Investasi pada Pengasuhan Anak, Mendorong Partisipasi Perempuan dalam Angkatan Kerja
|
Tanggung jawab pengasuhan anak membuat banyak perempuan berusia antara 25 – 45 tahun di Indonesia keluar dari angkatan kerja. Menikah dan mengurus anak merupakan alasan utama perempuan Indonesia keluar dari angkatan kerja, oleh karena itu diperlukan solusi multi-sektoral seperti akses kepada tempat pengasuhan anak yang berkualitas dan terjangkau, guna memastikan perempuan dapat masuk dan tetap menjadi bagian dari angkatan kerja.
Data Bank Dunia menunjukan tingkat partisipasi perempuan dalam angkatan kerja cenderung stagnan selama dua dekade terakhir, tercatat hanya sekitar 52 persen partisipasi perempuan dalam angkatan kerja dibandingkan dengan tingkat partisipasi laki-laki sebesar 85 persen.
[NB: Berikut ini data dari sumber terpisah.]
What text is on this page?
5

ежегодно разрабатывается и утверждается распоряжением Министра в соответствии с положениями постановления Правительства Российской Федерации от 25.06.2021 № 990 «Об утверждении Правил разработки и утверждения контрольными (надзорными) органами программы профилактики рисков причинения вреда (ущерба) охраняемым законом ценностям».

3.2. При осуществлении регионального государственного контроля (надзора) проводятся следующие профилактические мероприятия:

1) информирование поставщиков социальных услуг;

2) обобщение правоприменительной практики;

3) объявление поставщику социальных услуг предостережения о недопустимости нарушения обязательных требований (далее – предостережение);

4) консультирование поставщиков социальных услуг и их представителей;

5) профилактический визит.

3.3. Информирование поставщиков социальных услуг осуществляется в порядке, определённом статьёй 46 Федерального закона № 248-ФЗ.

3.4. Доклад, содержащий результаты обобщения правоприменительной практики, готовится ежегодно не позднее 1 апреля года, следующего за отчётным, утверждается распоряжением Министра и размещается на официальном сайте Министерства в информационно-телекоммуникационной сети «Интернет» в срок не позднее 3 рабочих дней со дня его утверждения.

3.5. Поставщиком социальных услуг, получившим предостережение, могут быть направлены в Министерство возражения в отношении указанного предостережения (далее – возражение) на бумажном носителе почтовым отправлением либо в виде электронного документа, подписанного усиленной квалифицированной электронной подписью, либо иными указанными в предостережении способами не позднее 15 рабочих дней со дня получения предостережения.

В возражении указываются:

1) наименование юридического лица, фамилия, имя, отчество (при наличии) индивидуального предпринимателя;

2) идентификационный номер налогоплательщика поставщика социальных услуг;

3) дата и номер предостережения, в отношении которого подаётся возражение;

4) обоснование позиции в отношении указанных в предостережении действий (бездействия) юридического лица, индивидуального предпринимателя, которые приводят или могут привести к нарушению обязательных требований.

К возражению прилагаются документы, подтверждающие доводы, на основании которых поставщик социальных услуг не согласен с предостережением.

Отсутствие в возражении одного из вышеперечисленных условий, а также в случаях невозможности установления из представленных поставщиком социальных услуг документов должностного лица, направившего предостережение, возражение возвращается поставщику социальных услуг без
Jika tingkat partisipasi angkatan kerja perempuan di Indonesia meningkat hingga 58 persen, maka dapat berpotensi meningkatkan pertumbuhan ekonomi sebesar 62 miliar dolar AS atau sekitar 0,7 persen per tahun. Selain itu, jika kesenjangan gender dalam angkatan kerja berhasil diturunkan, maka dapat berkontribusi kepada peningkatan pertumbuhan ekonomi global sekitar 5,3 triliun dolar AS.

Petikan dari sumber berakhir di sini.